小川地区でもレンギョウとかアジサイなどの花木を生産していましたから、それを元にした魅力づくりの参考事例として、福島の花見山の写真をお見せしたわけです。しかし、ここでも小川の人たちはすぐには飛びつきません。でもそうやって事例を折にふれて見せていると、そのうち“発酵”し、現地に視察に行ってみますと気持ちが変わって、「早くうちでもああいうのをやりたい」となります。そこで、今度はちょっとブレーキをかけるわけです。物まねではなく、独自性がないといけませんから、「植える花木は、西米良村の自生のものに限ることが大事」と話すわけです。あんまりブレーキをかけ過ぎるとやる気をなくしてしまいますが…。毎年3月に植樹祭をやっていて、2014年で5回目を迎えました。鍵は、どれだけ地のものを植えるかです。地のものだけでは確かに地味ですが、長い目で見たらそちらのほうが必ず人が来ると考えています。なにしろ50年近く観光を手掛け、いろいろ盛衰を知っていますから。例えば、宮崎県でもアジサイ(西洋アジサイ)を植えることがブームになり、沿道に相当長く植えているところや西米良村でも沢山植えているところがありますが、観光客はまったく見かけません。ガクアジサイやヤマアジサイだったら、街場では見られませんから見に来る人がいると思います。こうした失敗事例を沢山知っているのは強いですよ。「こうすれば失敗します」と言われてやる人はいませんから。

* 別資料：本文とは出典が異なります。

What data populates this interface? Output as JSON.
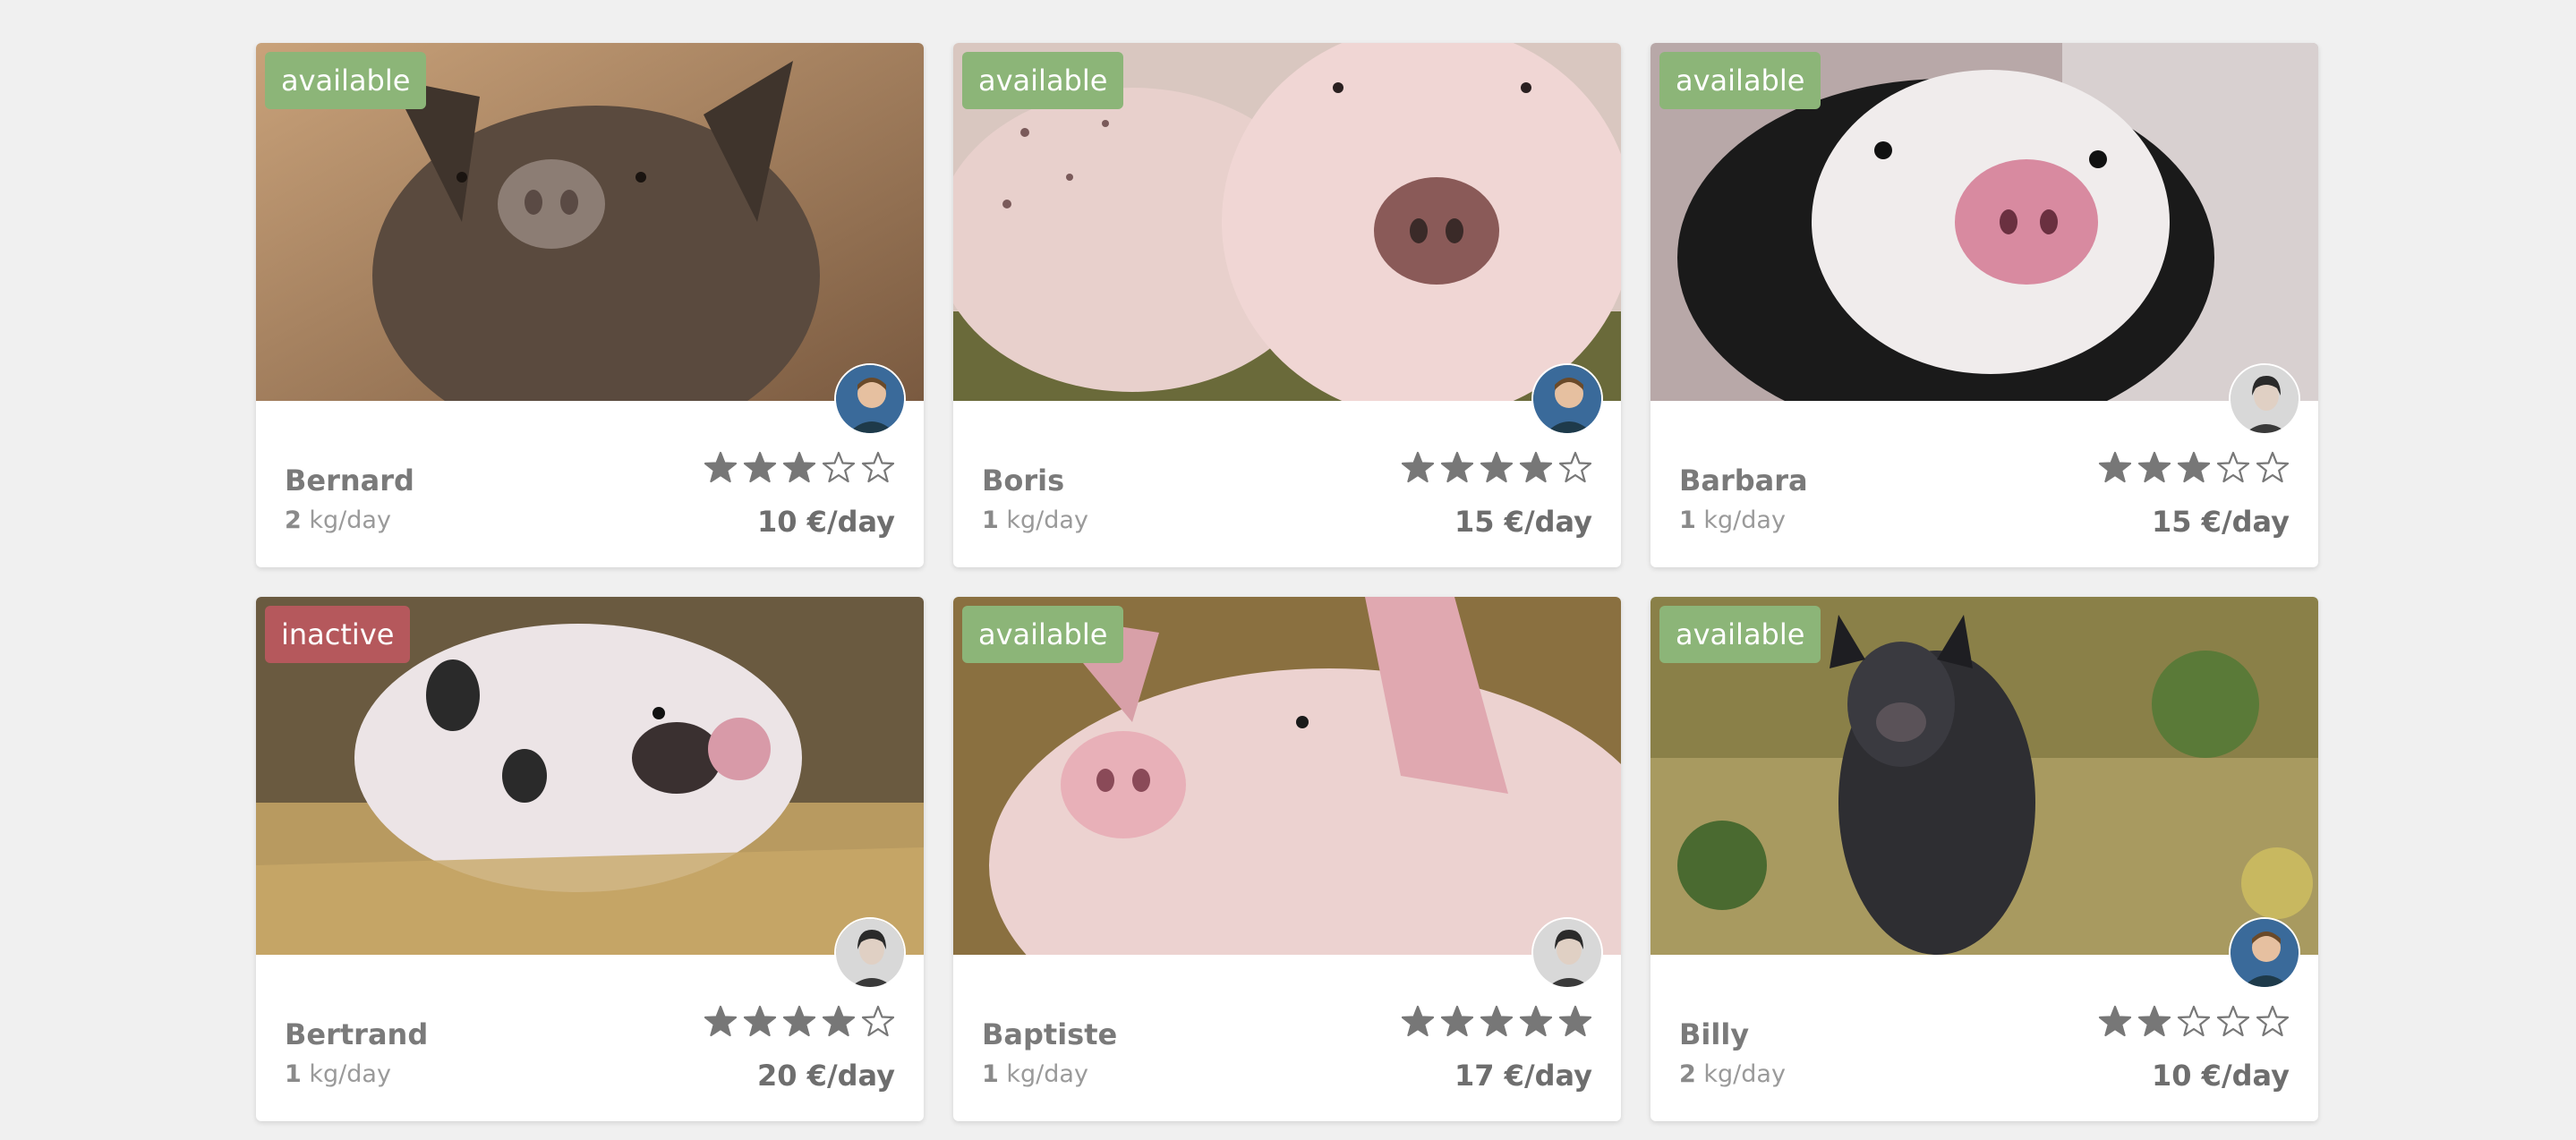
{
  "colors": {
    "available": "#8cb578",
    "inactive": "#b5585c",
    "star": "#777777",
    "text": "#7a7a7a"
  },
  "feed_unit": "kg/day",
  "pigs": [
    {
      "name": "Bernard",
      "status": "available",
      "feed": "2",
      "price": "10 €/day",
      "rating": 3,
      "owner_avatar": "avatar-man-icon",
      "photo": "brown-pig-photo"
    },
    {
      "name": "Boris",
      "status": "available",
      "feed": "1",
      "price": "15 €/day",
      "rating": 4,
      "owner_avatar": "avatar-man-icon",
      "photo": "spotted-pink-pig-photo"
    },
    {
      "name": "Barbara",
      "status": "available",
      "feed": "1",
      "price": "15 €/day",
      "rating": 3,
      "owner_avatar": "avatar-woman-icon",
      "photo": "black-white-piglet-photo"
    },
    {
      "name": "Bertrand",
      "status": "inactive",
      "feed": "1",
      "price": "20 €/day",
      "rating": 4,
      "owner_avatar": "avatar-woman-icon",
      "photo": "spotted-piglet-straw-photo"
    },
    {
      "name": "Baptiste",
      "status": "available",
      "feed": "1",
      "price": "17 €/day",
      "rating": 5,
      "owner_avatar": "avatar-woman-icon",
      "photo": "pink-pig-straw-photo"
    },
    {
      "name": "Billy",
      "status": "available",
      "feed": "2",
      "price": "10 €/day",
      "rating": 2,
      "owner_avatar": "avatar-man-icon",
      "photo": "black-pig-forest-photo"
    }
  ]
}
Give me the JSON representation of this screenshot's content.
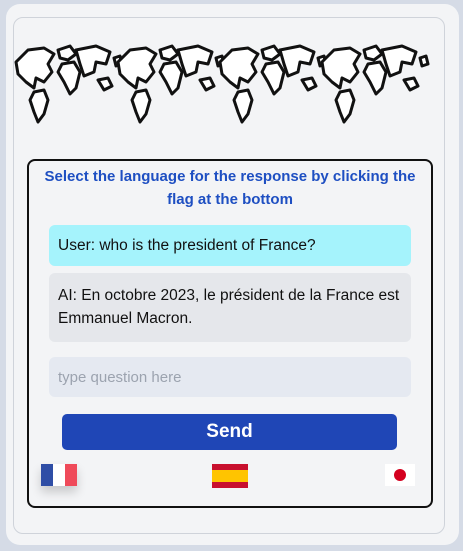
{
  "banner": {
    "icon": "world-map-icon"
  },
  "chat": {
    "instruction": "Select the language for the response by clicking the flag at the bottom",
    "messages": [
      {
        "role": "user",
        "text": "User: who is the president of France?"
      },
      {
        "role": "ai",
        "text": "AI: En octobre 2023, le président de la France est Emmanuel Macron."
      }
    ],
    "input": {
      "placeholder": "type question here",
      "value": ""
    },
    "send_label": "Send"
  },
  "flags": [
    {
      "name": "france",
      "icon": "france-flag-icon",
      "colors": [
        "#2f4ea6",
        "#ffffff",
        "#ef4a5a"
      ]
    },
    {
      "name": "spain",
      "icon": "spain-flag-icon",
      "colors": [
        "#c8102e",
        "#ffc400",
        "#c8102e"
      ]
    },
    {
      "name": "japan",
      "icon": "japan-flag-icon",
      "colors": [
        "#ffffff",
        "#d4001f"
      ]
    }
  ],
  "colors": {
    "accent": "#1e4fc2",
    "send_button": "#1f46b6",
    "user_bubble": "#a5f3fc",
    "ai_bubble": "#e5e7eb"
  }
}
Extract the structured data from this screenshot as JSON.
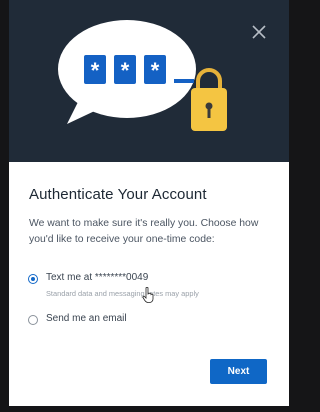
{
  "modal": {
    "title": "Authenticate Your Account",
    "description": "We want to make sure it's really you. Choose how you'd like to receive your one-time code:",
    "close_icon": "close-icon",
    "illustration": {
      "masked_characters": [
        "*",
        "*",
        "*"
      ],
      "icon": "password-lock-icon"
    },
    "options": [
      {
        "label": "Text me at ********0049",
        "sublabel": "Standard data and messaging rates may apply",
        "selected": true
      },
      {
        "label": "Send me an email",
        "selected": false
      }
    ],
    "next_label": "Next"
  },
  "colors": {
    "hero_background": "#202b38",
    "accent": "#0f67c6",
    "lock": "#f4c542"
  }
}
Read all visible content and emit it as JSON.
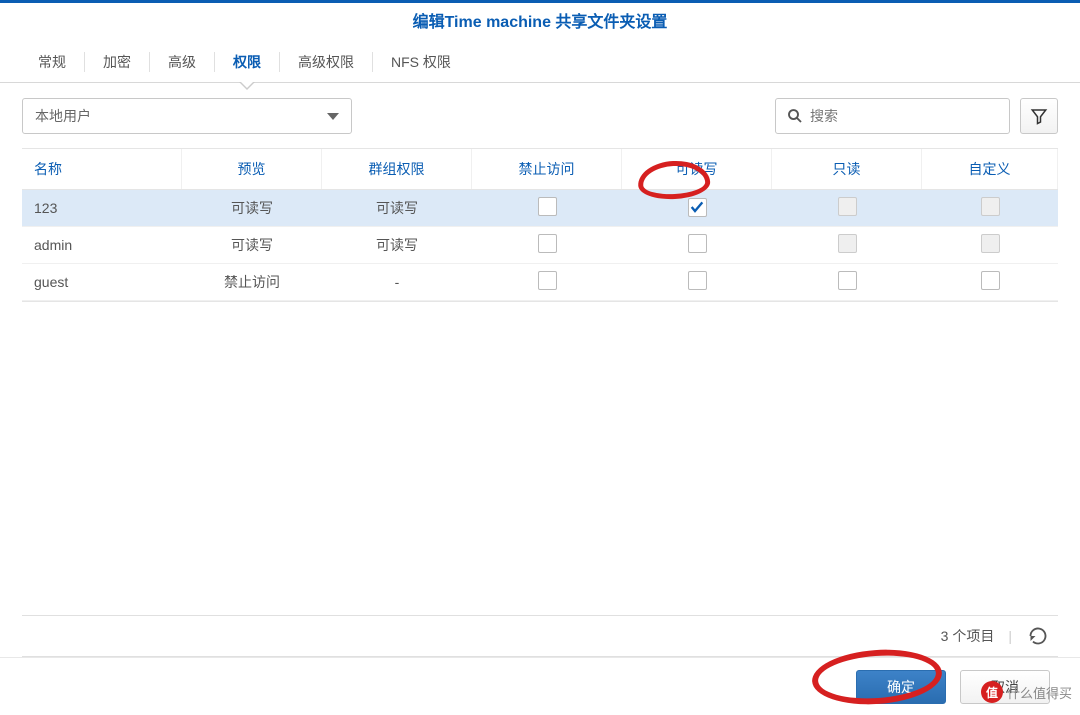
{
  "dialog": {
    "title": "编辑Time machine 共享文件夹设置"
  },
  "tabs": {
    "items": [
      {
        "label": "常规"
      },
      {
        "label": "加密"
      },
      {
        "label": "高级"
      },
      {
        "label": "权限",
        "active": true
      },
      {
        "label": "高级权限"
      },
      {
        "label": "NFS 权限"
      }
    ]
  },
  "toolbar": {
    "user_type_selected": "本地用户",
    "search_placeholder": "搜索"
  },
  "grid": {
    "columns": {
      "name": "名称",
      "preview": "预览",
      "group": "群组权限",
      "deny": "禁止访问",
      "rw": "可读写",
      "ro": "只读",
      "custom": "自定义"
    },
    "rows": [
      {
        "name": "123",
        "preview": "可读写",
        "preview_class": "perm-rw",
        "group": "可读写",
        "deny": false,
        "rw": true,
        "ro_disabled": true,
        "custom_disabled": true,
        "selected": true
      },
      {
        "name": "admin",
        "preview": "可读写",
        "preview_class": "perm-rw",
        "group": "可读写",
        "deny": false,
        "rw": false,
        "ro_disabled": true,
        "custom_disabled": true,
        "selected": false
      },
      {
        "name": "guest",
        "preview": "禁止访问",
        "preview_class": "perm-deny",
        "group": "-",
        "deny": false,
        "rw": false,
        "ro_disabled": false,
        "custom_disabled": false,
        "selected": false
      }
    ]
  },
  "status": {
    "count_text": "3 个项目"
  },
  "footer": {
    "ok_label": "确定",
    "cancel_label": "取消"
  },
  "watermark": {
    "badge": "值",
    "text": "什么值得买"
  }
}
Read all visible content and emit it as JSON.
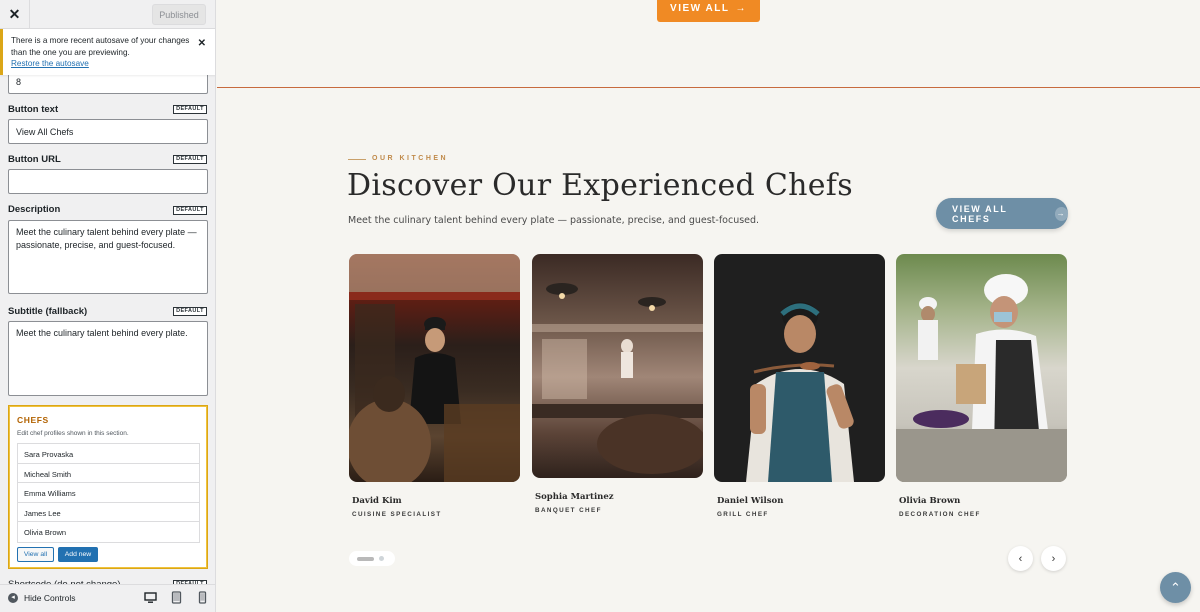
{
  "topbar": {
    "close_icon": "close-icon",
    "publish_label": "Published"
  },
  "notice": {
    "text": "There is a more recent autosave of your changes than the one you are previewing.",
    "link": "Restore the autosave"
  },
  "fields": {
    "count_value": "8",
    "default_chip": "DEFAULT",
    "button_text_label": "Button text",
    "button_text_value": "View All Chefs",
    "button_url_label": "Button URL",
    "button_url_value": "",
    "description_label": "Description",
    "description_value": "Meet the culinary talent behind every plate — passionate, precise, and guest-focused.",
    "subtitle_label": "Subtitle (fallback)",
    "subtitle_value": "Meet the culinary talent behind every plate.",
    "shortcode_label": "Shortcode (do not change)"
  },
  "chefs_panel": {
    "title": "CHEFS",
    "description": "Edit chef profiles shown in this section.",
    "items": [
      "Sara Provaska",
      "Micheal Smith",
      "Emma Williams",
      "James Lee",
      "Olivia Brown"
    ],
    "view_all": "View all",
    "add_new": "Add new"
  },
  "footer": {
    "hide_controls": "Hide Controls"
  },
  "preview": {
    "top_button": "VIEW ALL",
    "eyebrow": "OUR KITCHEN",
    "heading": "Discover Our Experienced Chefs",
    "subtext": "Meet the culinary talent behind every plate — passionate, precise, and guest-focused.",
    "cta": "VIEW ALL CHEFS",
    "cards": [
      {
        "name": "David Kim",
        "role": "CUISINE SPECIALIST"
      },
      {
        "name": "Sophia Martinez",
        "role": "BANQUET CHEF"
      },
      {
        "name": "Daniel Wilson",
        "role": "GRILL CHEF"
      },
      {
        "name": "Olivia Brown",
        "role": "DECORATION CHEF"
      }
    ]
  },
  "colors": {
    "accent_orange": "#f08a24",
    "pill_blue": "#6e8fa6",
    "wp_blue": "#2271b1",
    "notice_yellow": "#dba617"
  }
}
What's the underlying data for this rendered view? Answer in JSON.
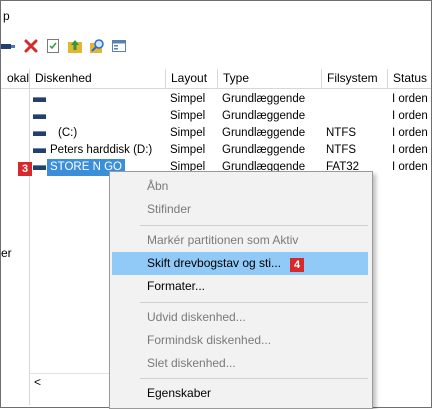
{
  "menu_fragment": "p",
  "toolbar": {
    "icons": [
      "connect-icon",
      "delete-icon",
      "properties-icon",
      "help-icon",
      "rescan-icon",
      "view-icon"
    ],
    "colors": {
      "delete": "#d62b2b",
      "folder": "#e6a500",
      "blue": "#2a6bd1"
    }
  },
  "left_panel": {
    "header": "okal",
    "text": "er"
  },
  "table": {
    "columns": [
      "Diskenhed",
      "Layout",
      "Type",
      "Filsystem",
      "Status"
    ],
    "rows": [
      {
        "name": "",
        "layout": "Simpel",
        "type": "Grundlæggende",
        "fs": "",
        "status": "I orden"
      },
      {
        "name": "",
        "layout": "Simpel",
        "type": "Grundlæggende",
        "fs": "",
        "status": "I orden"
      },
      {
        "name": "(C:)",
        "layout": "Simpel",
        "type": "Grundlæggende",
        "fs": "NTFS",
        "status": "I orden"
      },
      {
        "name": "Peters harddisk (D:)",
        "layout": "Simpel",
        "type": "Grundlæggende",
        "fs": "NTFS",
        "status": "I orden"
      },
      {
        "name": "STORE N GO",
        "layout": "Simpel",
        "type": "Grundlæggende",
        "fs": "FAT32",
        "status": "I orden"
      }
    ]
  },
  "badges": {
    "step3": "3",
    "step4": "4",
    "color": "#d7282b"
  },
  "context_menu": {
    "items": [
      {
        "label": "Åbn",
        "disabled": true
      },
      {
        "label": "Stifinder",
        "disabled": true
      },
      {
        "label": "Markér partitionen som Aktiv",
        "disabled": true
      },
      {
        "label": "Skift drevbogstav og sti...",
        "disabled": false,
        "highlighted": true
      },
      {
        "label": "Formater...",
        "disabled": false
      },
      {
        "label": "Udvid diskenhed...",
        "disabled": true
      },
      {
        "label": "Formindsk diskenhed...",
        "disabled": true
      },
      {
        "label": "Slet diskenhed...",
        "disabled": true
      },
      {
        "label": "Egenskaber",
        "disabled": false
      }
    ]
  },
  "scroll_left_glyph": "<"
}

でも住民が自分達の好きな花を植えたいという気持ちも解りますから、最初から「これじゃなきゃ絶対だめ」とは言いません。若い頃には事例をいろいろ示して「これはダメ」とか、「これをやるべし」といった決めつけるような言い方をしてきたように記憶しています。でも、西米良村では「最終的判断は地域に任せることも必要かな」と思うようになりました。「観光からまちづくり」のプランナーとしては、あくまでもこういう計画・アイデアはどうでしょうかと提示することであって、それを採用するのは西米良村の判断ですから。そしてそれが実現しても、「自分がやった」と言える立場ではなく、あくまでも実行されたのは西米良村であり、地区の住民です。黒木村長さんも時折、「前田さんから知恵をもらって悪いけど、一応私どもが考えてやったと言っています」と言われますが、小生としては「どうぞ、どうぞ」という気持ちで、実現すれば自分のことのように嬉しくなります。そもそも長く係われるのもリーダーの理解があっての話ですから。

小生が提示しているのは、当初計画や事業毎の計画や基本設計の他、その実現のための留意点や実現した後の運営等に関する情報の提供です。それを「助言業務」という形で、1996(平成8)年度から適宜送信しています。最近は「目指せ“平成の桃源郷”西米良村応援歌」というタイトルで送信すると共に、年度末にその一年間に送った助言をまとめ、改めて村に送っています(右は最新の4年間の表紙)。黒木村長さんもしっかり目を通していただいているようで、先述したほおずきを使った小灯しは、たまたま自宅近くの渋谷の街を散歩しているとき、ほおずきで照明をやっている展覧会を見つけ、その場に居合わせたデザイナーに西米良村での応用アイデアを話したところ、「それは面白い」と言ってくれましたので、そのやりとりを応援歌で送ったところ、早速予算をつけてもらい、講習会を実施し、実現に結びついていきました。

これが小生の計画案を意図通り実現させたり、その後の運営に関しても支援・助言する「計画管理」です。小生的には確立していますが、観光業界では確立どころか概念もほとんど知られていないと思います。観光プランナーは、“観光主治医”といった役割をもっと果たすべきだと考えています。